An extension to Perth Airport will consume about 10 per cent of a culturally significant swamp.
An extension to Perth Airport will consume about 10 per cent of a culturally significant swamp.

The expansion of Perth Airport will destroy part of an Aboriginal heritage site, but the company says traditional owners have been consulted.

The airport plans to build a new runway that will consume about 10 per cent of Munday Swamp, which the South West Land and Sea Council says has great significance to Noongar people, with customary and cultural activities still taking place.

Perth Airport says it has minimised the impact of the project, including moving the runway as far south as possible and realigning taxiways around the swamp.

"When the new runway was first proposed in the 1970s and 1980s, it would have destroyed the entire Munday Swamp region," the company said on Friday.

"Under the current plans, around 90 per cent of the swamp area will be retained, including the most significant water body, and we will be working hard to minimise this impact as we undergo final designs."

The airport secured approval in 2018 after lodging a Section 18 notice, which seeks the minister's consent where impact from a development is considered unavoidable.

At the time Aboriginal Affairs Minister Ben Wyatt told parliament that Perth Airport had done everything in its engineering capacity to minimise the impact of the proposed runway.

"There will still be an impact on the site, although the vast majority of the location and its most luxuriant wetland area will not be affected," he said.

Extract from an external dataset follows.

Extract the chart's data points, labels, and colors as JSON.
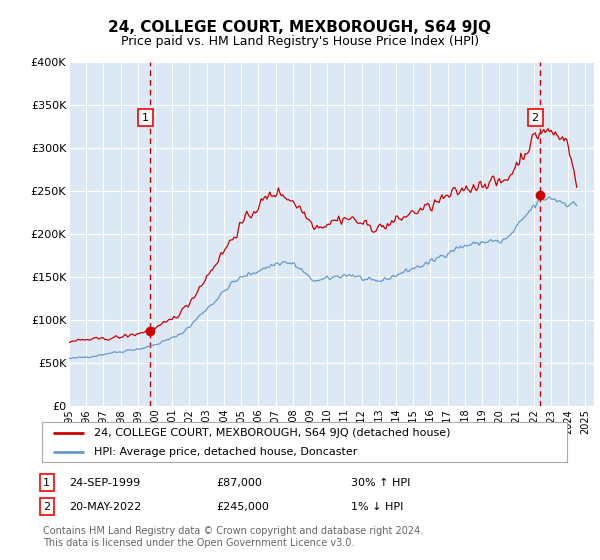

SWALSC wants the approval it overturned, and has pointed to recent statements from WA Premier Mark McGowan following the destruction of ancient rock shelters at Juukan Gorge.

Rio Tinto's blowing up of two 46,000-year-old caves in the Pilbara area was legal as the miner also had Section 18 consent, but it sparked international outrage, prompting an apology from the company for causing distress to the Puutu Kunti Kurrama and Pinikura people.

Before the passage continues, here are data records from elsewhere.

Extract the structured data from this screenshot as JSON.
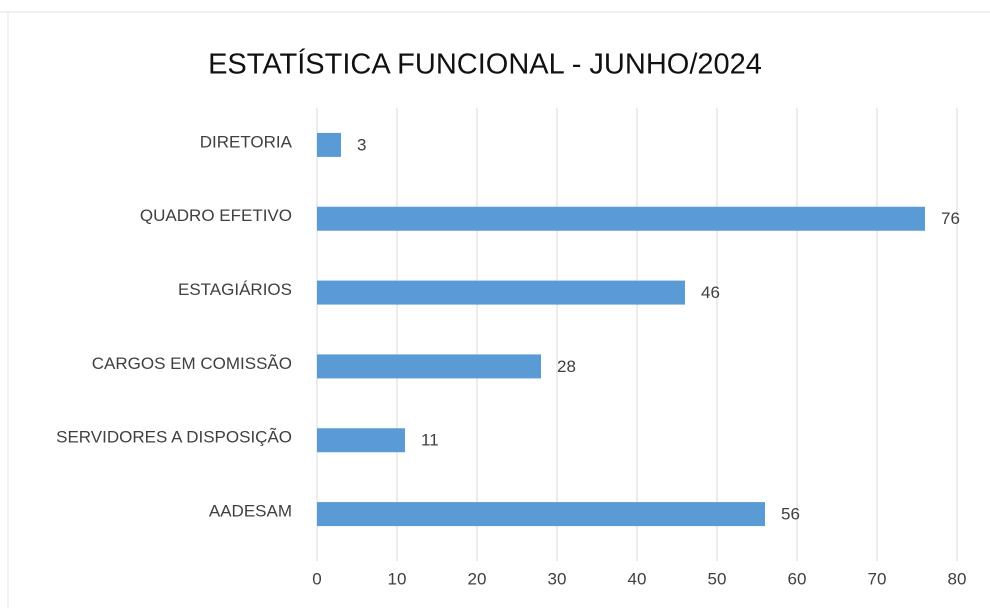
{
  "chart_data": {
    "type": "bar",
    "orientation": "horizontal",
    "title": "ESTATÍSTICA FUNCIONAL - JUNHO/2024",
    "categories": [
      "DIRETORIA",
      "QUADRO EFETIVO",
      "ESTAGIÁRIOS",
      "CARGOS EM COMISSÃO",
      "SERVIDORES A DISPOSIÇÃO",
      "AADESAM"
    ],
    "values": [
      3,
      76,
      46,
      28,
      11,
      56
    ],
    "color": "#5b9bd5",
    "xlim": [
      0,
      80
    ],
    "xticks": [
      0,
      10,
      20,
      30,
      40,
      50,
      60,
      70,
      80
    ],
    "grid": true
  }
}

The state government says it is now working with miners and Aboriginal groups to ensure the destruction of such sites does not happen again.

But Mr Wyatt said such a consent could not be reviewed or revoked.

"The McGowan government is progressing new cultural heritage legislation to better protect Aboriginal heritage in Western Australia," he said on Friday

"The Section 18 process under the current legislation will not exist in the proposed new legislation."